Cette sublime SM cabriolet quatre places (châssi 00SC2789), dont « Mylord » est la dénomination commerciale, est exceptionnelle, sinon unique puisqu’elle a passé sa vie entre les mains de la même famille. Selon Noëlle Chapron, il s’agirait de l’ultime SM Mylord construite, déjà lors du salon de Paris 1973, non vendu, il fut exposé de nouveau…

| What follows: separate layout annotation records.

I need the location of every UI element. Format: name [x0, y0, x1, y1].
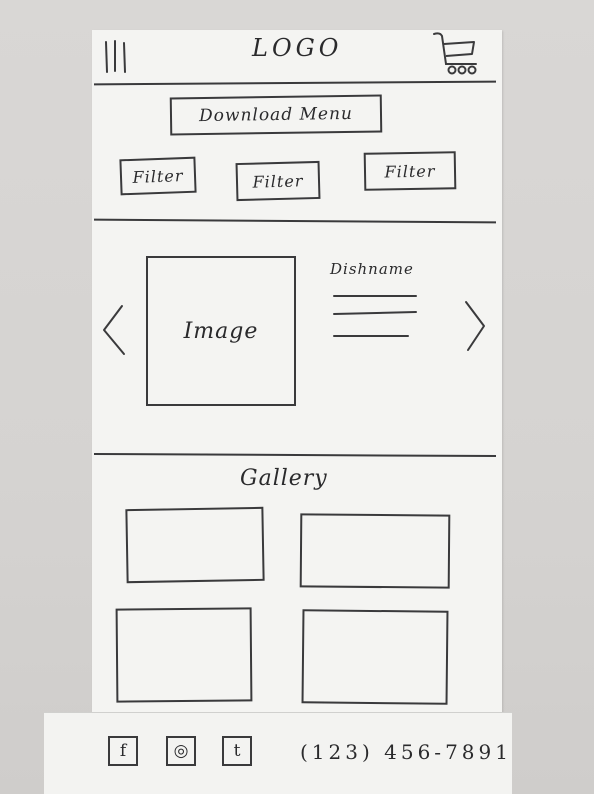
twitter-icon[interactable]: t	[222, 736, 252, 766]
hamburger-menu-icon[interactable]	[104, 38, 128, 76]
facebook-icon[interactable]: f	[108, 736, 138, 766]
download-menu-button[interactable]: Download Menu	[169, 94, 383, 136]
shopping-cart-icon[interactable]	[432, 30, 480, 76]
dish-description-lines	[333, 295, 417, 337]
gallery-image-3[interactable]	[115, 607, 253, 703]
wireframe-stage: LOGO Download Menu Filter Filter Filter …	[0, 0, 594, 794]
instagram-icon[interactable]: ◎	[166, 736, 196, 766]
dish-name: Dishname	[330, 260, 414, 278]
instagram-glyph: ◎	[173, 741, 189, 761]
featured-dish-image[interactable]: Image	[146, 256, 296, 406]
logo[interactable]: LOGO	[252, 34, 342, 62]
gallery-title: Gallery	[240, 466, 328, 491]
gallery-image-1[interactable]	[125, 506, 265, 584]
twitter-glyph: t	[233, 741, 241, 761]
filter-button-3[interactable]: Filter	[363, 151, 457, 191]
chevron-right-icon[interactable]	[460, 300, 488, 352]
chevron-left-icon[interactable]	[100, 304, 128, 356]
facebook-glyph: f	[119, 741, 127, 761]
gallery-image-4[interactable]	[301, 609, 449, 705]
phone-number[interactable]: (123) 456-7891	[300, 740, 512, 764]
image-placeholder-label: Image	[183, 318, 259, 344]
gallery-image-2[interactable]	[299, 513, 451, 589]
filter-button-1[interactable]: Filter	[119, 156, 197, 196]
filter-button-2[interactable]: Filter	[235, 160, 321, 202]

Lors du Salon de Paris d’octobre 1975, M. Jean Allais, concessionnaire Citroën à Colmar, découvre cette Mylord en exposition sur le stand Chapron. Elle est finie dans un ton gris taupe assez triste. Sur les conseils de son épouse, son mari fait changer la couleur par les Ateliers Henri Chapron. Dès la fin du Salon, la Mylord repart pour être repeinte dans le coloris qu’elle présente aujourd’hui, « Or Byzantin », tiré du nuancier proposé par le carrossier. Pour l’anecdote, il s’agirait d’un nuancier très inspiré des teintes Mercedes Benz.

L’heureux propriétaire immatricule la belle le 19 décembre 1975 sous le numéro 7687 QR 68, à Colmar. Il s’en servira en famille de manière épisodique pour rejoindre sa maison de vacances sur la Côte d’Azur. Évidemment, la SM est entretenue par les ateliers de sa propre concession Citroën de Colmar.

Après la disparition de Jean Allais en 2000, son épouse en hérite et la carte grise est transférée à son nom. Un de ses petits-fils, ayant partagé la même histoire d’amour pour cette voiture, en prend le plus grand soin pour soulager sa grand-mère des soucis d’entretien. Depuis 2000, il assure tout ce qui est nécessaire pour conserver et faire vivre cette superbe SM Mylord dans des conditions optimales de fonctionnement et d’état. Depuis 2000, la voiture est entretenue par l’excellent spécialiste DS et SM, Guy Stoeckel. Entre 2007 et 2009, il remet la SM à jour, en refaisant l’électricité et l’hydraulique, en fiabilisant la mécanique, en éliminant les défauts dus au temps, y compris en carrosserie où quelques légers points sont revus. Parallèlement la capote, séchée par le temps, donc fragile et cassante, est remplacée par le sellier Laurent Reinhart, travaillant pour de nombreux musées et collectionneurs avertis.

Aujourd’hui, cette automobile à l’élégance rare, se présente dans des conditions optimales à tous points de vue. Elle est accompagnée de toute une documentation d’époque, de la correspondance entre Chapron et Jean Allais, depuis les manuels de la SM, jusqu’au dessin technique de la Mylord par Henri Chapron et au procès-verbal de réception aux Mines des Mylord. De plus, deux valises d’origine en cuir noir livrées à l’époque avec la voiture ont été conservées.

Rouler dans cette SM Mylord est un privilège unique. Son élégance est un hymne à ce qui se faisait de mieux en France à l’époque. Certains disent que la Facel Vega est la dernière marque de luxe française ; ceux-là n’ont jamais caressé du regard une SM Mylord. Ses sièges au design 70’s tellement représentatifs d’une époque, gainés de cuir havane, vous invitent à déguster le voyage et à oublier vos habitudes. Le profil de ce cabriolet exclusif, qu’il soit capoté ou décapoté, transpire la fluidité et symbolise la sportivité.

Cette exceptionnelle GT française a été adjugée 548 320 € en 2014 à Paris.

La plus pure des SM Mylord n’a jamais quitté le territoire français et toujours merveilleusement entretenue. Cette automobile est LA dernière automobile de grand luxe française, communion entre Citroën, la marque la plus innovante et Henri Chapron, un des plus célèbres carrossiers, sur la base de la SM, la plus italienne des GT françaises.